15 is slower, I guess because it doesn’t neatly divide into chunks of 4:

julia> sx15 = @SVector randn(15);

julia> sy15 = @SVector randn(15);

julia> @benchmark dot_product($sx15, $sy15)
BenchmarkTools.Trial: 
  memory estimate:  0 bytes
  allocs estimate:  0
  --------------
  minimum time:     4.548 ns (0.00% GC)
  median time:      4.589 ns (0.00% GC)
  mean time:        4.830 ns (0.00% GC)
  maximum time:     22.592 ns (0.00% GC)
  --------------
  samples:          10000
  evals/sample:     1000
1 Like

Hello,

just wanted to chime in. I am the starter of The cost of size() in for-loops. What a coincidence.

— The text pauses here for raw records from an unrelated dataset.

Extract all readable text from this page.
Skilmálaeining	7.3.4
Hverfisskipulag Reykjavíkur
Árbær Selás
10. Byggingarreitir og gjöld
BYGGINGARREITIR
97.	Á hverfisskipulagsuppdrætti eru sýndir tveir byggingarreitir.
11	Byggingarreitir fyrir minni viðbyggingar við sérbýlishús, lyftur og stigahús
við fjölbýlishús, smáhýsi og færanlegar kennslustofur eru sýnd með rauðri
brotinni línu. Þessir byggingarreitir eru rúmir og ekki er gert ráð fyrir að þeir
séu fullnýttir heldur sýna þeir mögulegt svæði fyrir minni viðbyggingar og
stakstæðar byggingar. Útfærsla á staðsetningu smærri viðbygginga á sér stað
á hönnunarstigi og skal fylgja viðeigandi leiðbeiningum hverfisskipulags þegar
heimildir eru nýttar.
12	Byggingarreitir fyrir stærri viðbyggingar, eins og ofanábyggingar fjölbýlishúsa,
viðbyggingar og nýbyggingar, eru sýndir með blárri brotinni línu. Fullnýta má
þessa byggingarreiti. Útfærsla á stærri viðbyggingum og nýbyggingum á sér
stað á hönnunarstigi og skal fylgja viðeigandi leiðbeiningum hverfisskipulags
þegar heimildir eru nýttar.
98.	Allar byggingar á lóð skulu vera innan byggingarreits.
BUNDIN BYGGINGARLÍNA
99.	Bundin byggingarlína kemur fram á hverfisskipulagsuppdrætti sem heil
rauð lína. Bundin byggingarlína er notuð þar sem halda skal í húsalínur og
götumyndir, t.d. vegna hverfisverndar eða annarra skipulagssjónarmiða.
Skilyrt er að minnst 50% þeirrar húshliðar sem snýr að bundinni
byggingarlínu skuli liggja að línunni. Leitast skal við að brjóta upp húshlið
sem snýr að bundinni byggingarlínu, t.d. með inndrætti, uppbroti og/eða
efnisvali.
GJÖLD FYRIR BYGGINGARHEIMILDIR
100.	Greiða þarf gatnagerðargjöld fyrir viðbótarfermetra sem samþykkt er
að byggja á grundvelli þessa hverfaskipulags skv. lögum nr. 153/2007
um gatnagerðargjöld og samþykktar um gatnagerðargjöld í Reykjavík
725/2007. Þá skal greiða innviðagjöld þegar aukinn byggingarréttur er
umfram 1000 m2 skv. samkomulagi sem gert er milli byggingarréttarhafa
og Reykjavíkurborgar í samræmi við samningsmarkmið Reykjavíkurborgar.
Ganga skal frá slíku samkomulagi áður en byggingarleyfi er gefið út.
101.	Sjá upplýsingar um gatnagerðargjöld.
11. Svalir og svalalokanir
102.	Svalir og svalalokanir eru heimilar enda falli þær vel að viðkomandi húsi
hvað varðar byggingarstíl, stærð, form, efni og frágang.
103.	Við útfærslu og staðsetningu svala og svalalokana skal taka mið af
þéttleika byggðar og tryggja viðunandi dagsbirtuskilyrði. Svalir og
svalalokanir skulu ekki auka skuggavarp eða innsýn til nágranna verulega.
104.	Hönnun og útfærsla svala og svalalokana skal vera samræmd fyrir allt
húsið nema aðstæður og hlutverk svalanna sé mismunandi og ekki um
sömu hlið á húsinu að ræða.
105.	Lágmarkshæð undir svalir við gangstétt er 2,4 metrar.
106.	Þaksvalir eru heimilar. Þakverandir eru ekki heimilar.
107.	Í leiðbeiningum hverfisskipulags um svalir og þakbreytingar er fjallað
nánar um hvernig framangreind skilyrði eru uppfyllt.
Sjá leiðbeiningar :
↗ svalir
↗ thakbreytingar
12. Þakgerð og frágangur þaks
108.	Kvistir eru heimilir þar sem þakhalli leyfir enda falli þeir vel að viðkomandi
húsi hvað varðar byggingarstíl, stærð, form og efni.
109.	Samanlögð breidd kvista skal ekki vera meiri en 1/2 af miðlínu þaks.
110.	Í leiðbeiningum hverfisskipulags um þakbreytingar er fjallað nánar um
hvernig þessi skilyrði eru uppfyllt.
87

This is for me a nice opportunity to learn how to correctly use static arrays ! I would have mostly the same questions, we have also some Lennard-Jones 12-6 in the mix.

Best Regards

Christof

I’m not an expert yet I’d thought this would be advantage of Julia that given a loop, since the data is abstracted and Julia knows about it more than a regular compiler, it will maximize the performance.

For instance, I don’t see why in the case of a Dot Product using Static Arrays would have any advantage to regular arrays.
At the beginning of the loop Julia’s knowledge should be the same (Length of the loop, size and type of the arrays).